There were 22 children among the victims of the suspected attacker, who had been discharged from the service last year for drug-related reasons, district police official Chakkraphat Wichitvaidya told media.
He cited witnesses as saying the gunman was also seen wielding a knife.
About 30 children were at the centre when the gunman arrived, fewer than usual, as heavy rain had kept many people away, district official Jidapa Boonsom, who was working in a nearby office at the time, told Reuters.
"The shooter came in around lunch time and shot four or five officials at the childcare centre first," said Jidapa, adding that among them was a teacher who was eight months pregnant.
"At first people thought it was fireworks," she said.
The gunman then forced his way into a locked room where children were sleeping, Jidapa said, to kill children there with a knife.

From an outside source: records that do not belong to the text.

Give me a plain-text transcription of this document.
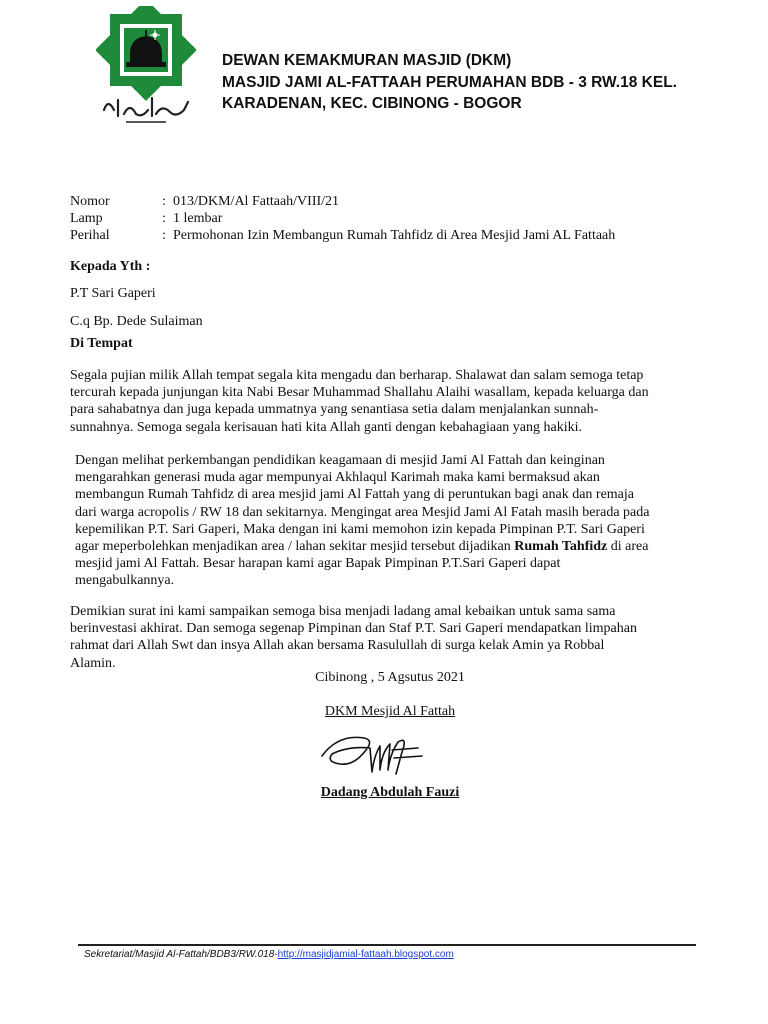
DEWAN KEMAKMURAN MASJID (DKM)
MASJID JAMI AL-FATTAAH PERUMAHAN BDB - 3 RW.18 KEL.
KARADENAN, KEC. CIBINONG - BOGOR
Nomor	: 013/DKM/Al Fattaah/VIII/21
Lamp	: 1 lembar
Perihal	: Permohonan Izin Membangun Rumah Tahfidz di Area Mesjid Jami AL Fattaah
Kepada Yth :
P.T Sari Gaperi
C.q Bp. Dede Sulaiman
Di Tempat
Segala pujian milik Allah tempat segala kita mengadu dan berharap. Shalawat dan salam semoga tetap
tercurah kepada junjungan kita Nabi Besar Muhammad Shallahu Alaihi wasallam, kepada keluarga dan
para sahabatnya dan juga kepada ummatnya yang senantiasa setia dalam menjalankan sunnah-
sunnahnya. Semoga segala kerisauan hati kita Allah ganti dengan kebahagiaan yang hakiki.
Dengan melihat perkembangan pendidikan keagamaan di mesjid Jami Al Fattah dan keinginan
mengarahkan generasi muda agar mempunyai Akhlaqul Karimah maka kami bermaksud akan
membangun Rumah Tahfidz di area mesjid jami Al Fattah yang di peruntukan bagi anak dan remaja
dari warga acropolis / RW 18 dan sekitarnya. Mengingat area Mesjid Jami Al Fatah masih berada pada
kepemilikan P.T. Sari Gaperi, Maka dengan ini kami memohon izin kepada Pimpinan P.T. Sari Gaperi
agar meperbolehkan menjadikan area / lahan sekitar mesjid tersebut dijadikan Rumah Tahfidz di area
mesjid jami Al Fattah. Besar harapan kami agar Bapak Pimpinan P.T.Sari Gaperi dapat
mengabulkannya.
Demikian surat ini kami sampaikan semoga bisa menjadi ladang amal kebaikan untuk sama sama
berinvestasi akhirat. Dan semoga segenap Pimpinan dan Staf P.T. Sari Gaperi mendapatkan limpahan
rahmat dari Allah Swt dan insya Allah akan bersama Rasulullah di surga kelak Amin ya Robbal
Alamin.
Cibinong , 5 Agsutus 2021
DKM Mesjid Al Fattah
Dadang Abdulah Fauzi
Sekretariat/Masjid Al-Fattah/BDB3/RW.018-http://masjidjamial-fattaah.blogspot.com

Videos posted on social media showed sheets covering what appeared to be the bodies of children lying in pools of blood at the centre in the town of Uthai Sawan, 500 km (310 miles) northeast of Bangkok in the province of Nong Bua Lamphu.
Reuters could not immediately authenticate the footage.
Earlier, police said a manhunt was under way for the shooter, and a government spokesman said the prime minister had alerted all agencies to catch the culprit.
Mass shootings are rare in Thailand, even though the rate of gun ownership is high compared with some other countries in the region, and illegal weapons are common.
In 2020, a soldier angry over a property deal gone sour killed at least 29 people and wounded 57 in a rampage that spanned four locations.